This recent article by Inga Saffron in the Philadelphia Inquirer is behind a paywall and so I, admittedly, haven't read it. But it seems to cover a common urban dilemma: Center City Philadelphia has too many surface parking lots while simultaneously having a need for more housing. The problem, as the argument goes, is that the city's tax system is under-assessing vacant land, creating an incentive to sit on it, and a disincentive to develop new housing. The solution: tax land more; tax improvements less.
(Forgive me if this isn't entirely accurate with Saffron's position.)

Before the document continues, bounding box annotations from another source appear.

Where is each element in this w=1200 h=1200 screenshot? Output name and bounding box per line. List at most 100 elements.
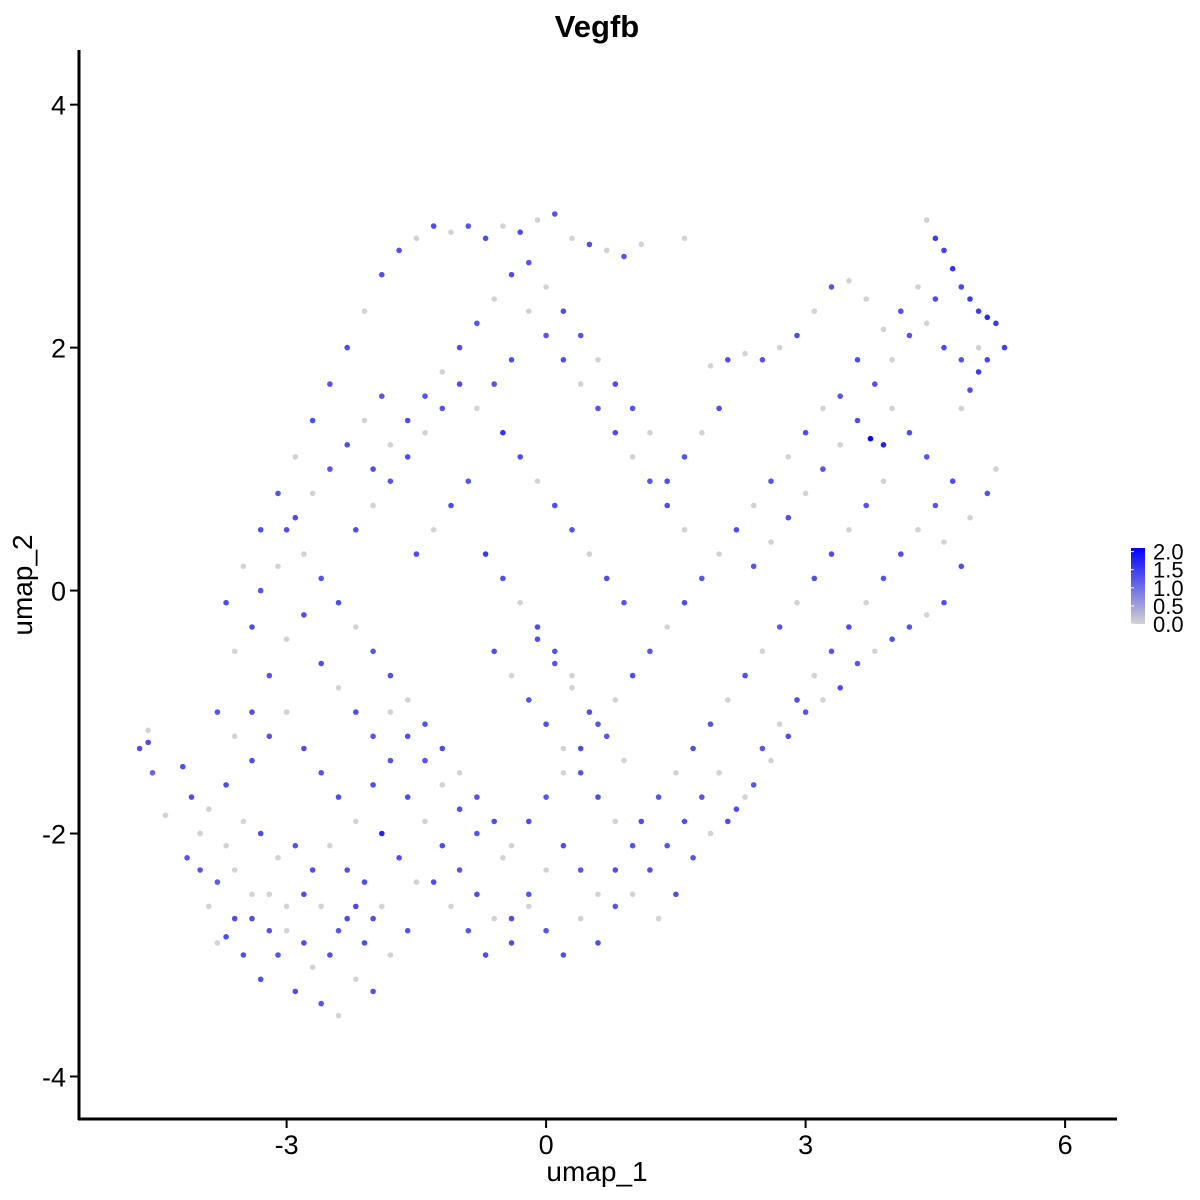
scatter-point bbox=[846, 624, 852, 630]
scatter-point bbox=[776, 344, 783, 351]
scatter-point bbox=[257, 976, 264, 983]
scatter-point bbox=[543, 721, 549, 727]
scatter-point bbox=[145, 727, 151, 734]
scatter-point bbox=[439, 782, 446, 788]
scatter-point bbox=[725, 697, 731, 703]
scatter-point bbox=[707, 721, 714, 727]
scatter-point bbox=[681, 818, 688, 825]
scatter-point bbox=[370, 648, 376, 655]
scatter-point bbox=[776, 624, 783, 630]
scatter-point bbox=[474, 405, 480, 412]
scatter-point bbox=[552, 211, 558, 217]
scatter-point bbox=[379, 271, 385, 278]
scatter-point bbox=[577, 332, 584, 339]
scatter-point bbox=[508, 842, 515, 849]
scatter-point bbox=[439, 405, 446, 412]
scatter-point bbox=[275, 563, 281, 570]
scatter-point bbox=[379, 830, 385, 837]
scatter-point bbox=[456, 806, 463, 812]
scatter-point bbox=[967, 514, 973, 521]
scatter-point bbox=[837, 685, 843, 691]
scatter-point bbox=[223, 782, 229, 788]
scatter-point bbox=[603, 247, 610, 254]
scatter-point bbox=[569, 672, 575, 679]
scatter-point bbox=[750, 502, 757, 509]
scatter-point bbox=[526, 697, 532, 703]
scatter-point bbox=[301, 891, 307, 898]
scatter-point bbox=[309, 867, 316, 873]
scatter-point bbox=[335, 599, 342, 606]
scatter-point bbox=[802, 709, 809, 715]
scatter-point bbox=[456, 381, 463, 387]
scatter-point bbox=[430, 223, 437, 229]
scatter-point bbox=[379, 903, 385, 910]
scatter-point bbox=[249, 757, 255, 764]
scatter-point bbox=[335, 794, 342, 800]
scatter-point bbox=[439, 745, 446, 752]
chart-title: Vegfb bbox=[555, 9, 639, 44]
scatter-point bbox=[508, 940, 515, 946]
scatter-point bbox=[552, 660, 558, 667]
scatter-point bbox=[664, 842, 670, 849]
scatter-point bbox=[716, 770, 722, 776]
legend-label: 2.0 bbox=[1153, 540, 1184, 565]
scatter-point bbox=[231, 733, 238, 740]
scatter-point bbox=[837, 393, 843, 400]
scatter-point bbox=[880, 326, 887, 333]
scatter-point bbox=[543, 927, 549, 934]
scatter-point bbox=[595, 891, 601, 898]
scatter-point bbox=[889, 636, 895, 642]
scatter-point bbox=[828, 648, 835, 655]
scatter-point bbox=[240, 952, 247, 958]
scatter-point bbox=[361, 940, 368, 946]
scatter-point bbox=[491, 296, 498, 302]
legend-label: 1.0 bbox=[1153, 576, 1184, 601]
scatter-point bbox=[318, 903, 325, 910]
y-tick-label: -2 bbox=[42, 820, 66, 850]
scatter-point bbox=[681, 527, 688, 533]
scatter-point bbox=[318, 660, 325, 667]
scatter-point bbox=[681, 235, 688, 242]
scatter-point bbox=[353, 903, 359, 910]
scatter-point bbox=[249, 709, 255, 715]
scatter-point bbox=[266, 891, 273, 898]
x-axis-label: umap_1 bbox=[546, 1156, 647, 1187]
scatter-point bbox=[543, 284, 549, 290]
x-tick-label: 3 bbox=[798, 1130, 813, 1160]
scatter-point bbox=[136, 745, 143, 752]
scatter-point bbox=[681, 454, 688, 460]
scatter-point bbox=[889, 357, 895, 363]
scatter-point bbox=[603, 733, 610, 740]
scatter-point bbox=[309, 417, 316, 424]
scatter-point bbox=[231, 648, 238, 655]
scatter-point bbox=[353, 818, 359, 825]
scatter-point bbox=[500, 429, 506, 436]
scatter-point bbox=[776, 721, 783, 727]
scatter-point bbox=[387, 442, 394, 448]
scatter-point bbox=[621, 253, 627, 260]
scatter-point bbox=[534, 624, 541, 630]
scatter-point bbox=[560, 952, 567, 958]
scatter-point bbox=[560, 770, 567, 776]
scatter-point bbox=[742, 672, 748, 679]
scatter-point bbox=[932, 502, 939, 509]
scatter-point bbox=[577, 915, 584, 922]
scatter-point bbox=[863, 599, 869, 606]
scatter-point bbox=[811, 308, 818, 315]
scatter-point bbox=[197, 830, 203, 837]
scatter-point bbox=[474, 891, 480, 898]
scatter-point bbox=[647, 648, 653, 655]
color-legend: 2.01.51.00.50.0 bbox=[1131, 540, 1184, 637]
scatter-point bbox=[664, 502, 670, 509]
scatter-point bbox=[292, 454, 299, 460]
scatter-point bbox=[223, 842, 229, 849]
scatter-point bbox=[482, 235, 489, 242]
scatter-point bbox=[534, 636, 541, 642]
scatter-point bbox=[629, 842, 636, 849]
scatter-point bbox=[854, 357, 861, 363]
scatter-point bbox=[404, 733, 411, 740]
scatter-point bbox=[214, 879, 221, 885]
scatter-point bbox=[647, 429, 653, 436]
scatter-point bbox=[249, 624, 255, 630]
scatter-point bbox=[214, 940, 221, 946]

It's a classic "stick versus carrot" approach. Let's beat landowners and developers into building more housing. Now, in some situations, I can see the allure of this line of thinking. If we're talking about someone who has owned a surface parking lot for many decades and it's generating a nice stream of cash, there might be little incentive to develop it or sell the land to someone who will develop it. But as a general rule, I believe that carrots are far more productive than sticks.
I have at least two concerns with trying to tax landowners into compliance. One, you have to be careful not to create a double-edged sword. Taxing based on the "highest and best use" can work to suppress some of the small businesses that make cities great. For example, should a site with a local bookstore in a small heritage building, or a mom-and-pop restaurant in a single-storey building, be forced into higher-density housing? I don't think so.
Two, blaming low taxes for the lack of housing can distract from the more fundamental question: Why aren't more developers building housing if there's a need and an availability of land? When I lived in Philadelphia during grad school, I remember developers telling me the following: "The thing about Philly is that the build-costs are the same as New York (Philly is a strong labour union city), but the rents you can command are obviously nowhere near the same." Sticks don't work if the math doesn't math!
I don't know how the market has evolved since the late 2000s, but I do know that developers want to develop. And they will do so if the economics make sense and the right carrots exist.